Rassuré par les réponses du sexagénaire, le juge Michel Boudreault a rejeté une nouvelle fois la requête de la poursuite, affirmant qu’il n’avait pas de motifs raisonnables de faire subir une évaluation à l’homme contre son gré.

Finalement, l’individu de 61 ans a écopé d’une sentence de huit mois à purger à la maison. Initialement, Me Fradette avait proposé une peine de 12 mois en collectivité.

« C’est très sévère », a dit l’individu à l’endroit de son procureur.

Le juge Boudreault a longuement expliqué les conditions auxquelles l’homme devra se plier, notamment celle de rester chez lui 24 heures sur 24 les trois premiers mois.

« Mais je fais de la motoneige, est-ce que ça veut dire que je ne pourrai plus en faire ? », a demandé l’accusé.

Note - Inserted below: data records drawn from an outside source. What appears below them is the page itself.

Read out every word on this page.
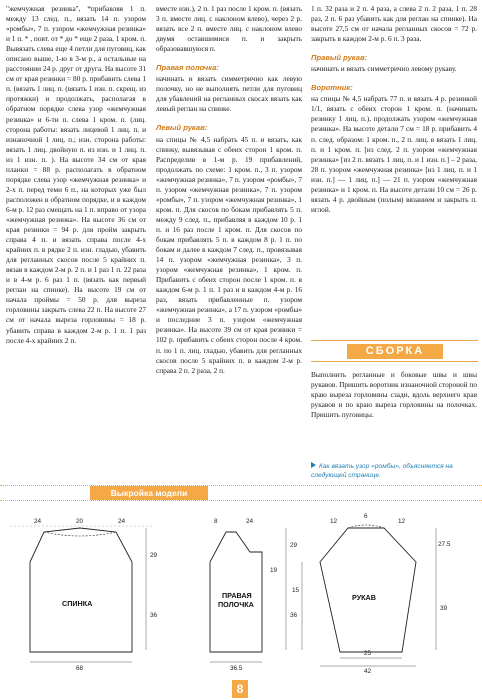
"жемчужная резинка", *прибавляя 1 п. между 13 след. п., вязать 14 п. узором «ромбы», 7 п. узором «жемчужная резинка» и 1 п. * , повт. от * до * еще 2 раза, 1 кром. п. Вывязать слева еще 4 петли для пуговиц, как описано выше, 1-ю в 3-м р., а остальные на расстоянии 24 р. друг от друга. На высоте 31 см от края резинки = 80 р. прибавить слева 1 п. (вязать 1 лиц. п. (вязать 1 изн. п. скрещ. из протяжки) и продолжать, располагая в обратном порядке слева узор «жемчужная резинка» и 6-ти п. слева 1 кром. п. (лиц. сторона работы: вязать лицевой 1 лиц. п. и изнаночной 1 лиц. п.; изн. сторона работы: вязать 1 лиц. двойную п. из изн. и 1 лиц. п. из 1 изн. п. ). На высоте 34 см от края планки = 88 р. располагать в обратном порядке слева узор «жемчужная резинка» и 2-х п. перед теми 6 п., на которых уже был расположен в обратном порядке, и в каждом 6-м р. 12 раз смещать на 1 п. вправо от узора «жемчужная резинка». На высоте 36 см от края резинки = 94 р. для пройм закрыть справа 4 п. и вязать справа после 4-х крайних п. в рядке 2 п. изн. гладью, убавить для регланных скосов после 5 крайних п. вязав в каждом 2-м р. 2 п. и 1 раз 1 п. 22 раза и в 4-м р. 6 раз 1 п. (вязать как первый реглан на спинке). На высоте 19 см от начала проймы = 50 р. для выреза горловины закрыть слева 22 п. На высоте 27 см от начала выреза горловины = 18 р. убавить справа в каждом 2-м р. 1 п. 1 раз после 4-х крайних 2 п.

вместе изн.), 2 п. 1 раз после 1 кром. п. (вязать 3 п. вместе лиц. с наклоном влево), через 2 р. вязать все 2 п. вместе лиц. с наклоном влево двумя оставшимися п. и закрыть образовавшуюся п.

Правая полочка:

начинать и вязать симметрично как левую полочку, но не выполнять петли для пуговиц для убавлений на регланных скосах вязать как левый реглан на спинке.

Левый рукав:

на спицы № 4,5 набрать 45 п. и вязать, как спинку, вывязывая с обеих сторон 1 кром. п. Распределив в 1-м р. 19 прибавлений, продолжать по схеме: 1 кром. п., 3 п. узором «жемчужная резинка», 7 п. узором «ромбы», 7 п. узором «жемчужная резинка», 7 п. узором «ромбы», 7 п. узором «жемчужная резинка», 1 кром. п. Для скосов по бокам прибавлять 5 п. между 9 след. п., прибавляя в каждом 10 р. 1 п. и 16 раз после 1 кром. п. Для скосов по бокам прибавлять 5 п. в каждом 8 р. 1 п. по бокам и далее в каждом 7 след. п., провязывая 14 п. узором «жемчужная резинка», 3 п. узором «жемчужная резинка», 1 кром. п. Прибавить с обеих сторон после 1 кром. п. в каждом 6-м р. 1 п. 1 раз и в каждом 4-м р. 16 раз, вязать прибавленные п. узором «жемчужная резинка», а 17 п. узором «ромбы» и последние 3 п. узором «жемчужная резинка». На высоте 39 см от края резинки = 102 р. прибавить с обеих сторон после 4 кром. п. по 1 п. лиц. гладью, убавить для регланных скосов после 5 крайних п. в каждом 2-м р. справа 2 п. 2 раза, 2 п.

1 п. 32 раза и 2 п. 4 раза, а слева 2 п. 2 раза, 1 п. 28 раз, 2 п. 6 раз убавить как для реглан на спинке). На высоте 27,5 см от начала регланных скосов = 72 р. закрыть в каждом 2-м р. 6 п. 3 раза.

Правый рукав:

начинать и вязать симметрично левому рукаву.

Воротник:

на спицы № 4,5 набрать 77 п. и вязать 4 р. резинкой 1/1, вязать с обеих сторон 1 кром. п. (начинать резинку 1 лиц. п.), продолжать узором «жемчужная резинка». На высоте детали 7 см = 18 р. прибавить 4 п. след. образом: 1 кром. п., 2 п. лиц. в вязать 1 лиц. п. и 1 кром. п. [из след. 2 п. узором «жемчужная резинка» [из 2 п. вязать 1 лиц. п. и 1 изн. п.] – 2 раза, 28 п. узором «жемчужная резинка» [из 1 лиц. п. и 1 изн. п.] — 1 лиц. п.] — 21 п. узором «жемчужная резинка» и 1 кром. п. На высоте детали 10 см = 26 р. вязать 4 р. двойным (полым) вязанием и закрыть п. иглой.

СБОРКА

Выполнить регланные и боковые швы и швы рукавов. Пришить воротник изнаночной стороной по краю выреза горловины сзади, вдоль верхнего края рукавов и по краю выреза горловины на полочках. Пришить пуговицы.

Как вязать узор «ромбы», объясняется на следующей странице.
Выкройка модели
24	20	24
29
36
68
СПИНКА
8	24
29
19
36
36.5
ПРАВАЯ
ПОЛОЧКА
12
6
12
15
27.5
39
25
42
РУКАВ
8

Le juge Michel Boudreault a rejeté à deux reprises la requête de la Couronne, affirmant qu’il n’avait pas de motif raisonnable d’ordonner une évaluation psychiatrique contre le gré de l’accusé.

« Il va y avoir beaucoup moins de motoneige cet hiver, pour vous, monsieur », a répondu le juge.

« Et je vais déjeuner au restaurant tous les matins, je ne pourrai pas non plus ? », a renchéri le sexagénaire, qui devra aussi se tenir loin de son frère et ne pas l’appeler.